There were other reasons, of course, why Admiral Pratt did not gather a strong entourage of followers. Very much to his credit was his proclivity for ignoring sycophants and pushing ahead strong leaders who often disagreed with many of his ideas. The Navy gained because he saw that Admirals Reeves, Schofield, Pringle, Upham, Leahy, and Standley received "career-enhancing" assignments; it was Pratt's way of doing things, but it added nothing to his short-term reputation. Finally, it must be recognized, Admiral Pratt was wrong on two issues of transcendent importance to the Navy and it would have been most unusual for the senior officers of his day to ignore these misjudgments. He assisted President Hoover in the latter's quest  p426 for naval limitation because he expected the President and Congress to build the Navy to treaty limits. To this end he worked against the advice and policies of the General Board. Less disastrously, at least during his tenure as CNO, Pratt showed a willingness to trust Japan and to extend the hand of friendship to the Royal Navy. Again, he was out of step with the nationalistic views of his fellow flag officers. Bluntly put, not many rising officers would care to become known as a protege of such an admiral. It could be a shortcut to non‑selection and early retirement.

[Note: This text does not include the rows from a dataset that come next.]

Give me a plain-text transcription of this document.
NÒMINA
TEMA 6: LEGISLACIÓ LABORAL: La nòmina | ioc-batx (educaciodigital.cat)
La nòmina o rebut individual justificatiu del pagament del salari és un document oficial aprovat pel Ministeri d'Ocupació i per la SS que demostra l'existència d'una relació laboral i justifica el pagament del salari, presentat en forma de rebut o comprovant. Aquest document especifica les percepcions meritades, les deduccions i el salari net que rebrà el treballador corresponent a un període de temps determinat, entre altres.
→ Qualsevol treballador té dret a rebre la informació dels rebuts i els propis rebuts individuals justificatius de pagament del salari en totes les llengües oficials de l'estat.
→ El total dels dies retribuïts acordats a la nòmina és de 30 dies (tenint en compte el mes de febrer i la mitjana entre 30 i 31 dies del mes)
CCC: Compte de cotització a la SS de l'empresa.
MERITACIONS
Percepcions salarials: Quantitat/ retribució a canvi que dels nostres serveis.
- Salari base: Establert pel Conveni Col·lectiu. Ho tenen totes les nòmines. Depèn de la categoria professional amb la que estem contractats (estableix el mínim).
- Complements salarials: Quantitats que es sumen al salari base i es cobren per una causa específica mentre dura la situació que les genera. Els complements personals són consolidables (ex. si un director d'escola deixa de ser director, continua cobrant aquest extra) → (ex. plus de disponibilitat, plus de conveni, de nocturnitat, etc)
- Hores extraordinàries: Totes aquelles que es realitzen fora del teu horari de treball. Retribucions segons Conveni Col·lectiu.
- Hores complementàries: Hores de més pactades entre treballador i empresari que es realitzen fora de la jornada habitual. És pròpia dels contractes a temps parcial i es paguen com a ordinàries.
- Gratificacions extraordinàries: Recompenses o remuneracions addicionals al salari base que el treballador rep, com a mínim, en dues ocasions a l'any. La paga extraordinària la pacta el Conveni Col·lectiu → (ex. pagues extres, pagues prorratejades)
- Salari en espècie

With the Navy's renaissance following enactment of the Vinson-Trammell Act of 1934, the fleet could again plan ahead with confidence. When he was discussed in wardroom small talk, Pratt was remembered as the CNO who served in President Hoover's star-crossed Administration. That the Navy was better, because of his time at the helm, was seldom admitted. Yet, while he left behind no "band of brothers," there were many who privately would have put their own concurring endorsement to the letter Admiral Pratt received from Rear Admiral John W. Greenslade on 23 February 1933:

Having, perhaps, more than average concern for the good of the service and interest in the development of doctrines, methods and organization, I have followed your career with keen interest because I saw in you one of the extremely few officers who have looked ahead and worked determinedly for the sound development of our Navy and advancement of the naval art. And I am happy to be able to speak my conviction at this time that I followed the right trail for you have, without doubt, developed into the outstanding leader since the modern navy came into being. Upon your retirement you may feel assured that there remains a following well imbued with the principles for which you stand and willing to make sacrifices to maintain them.

The admiral appreciated this letter. The Navy and nation after 1933 had good reason to appreciate the contributions and service of Admiral William Veazie Pratt, U. S. Navy.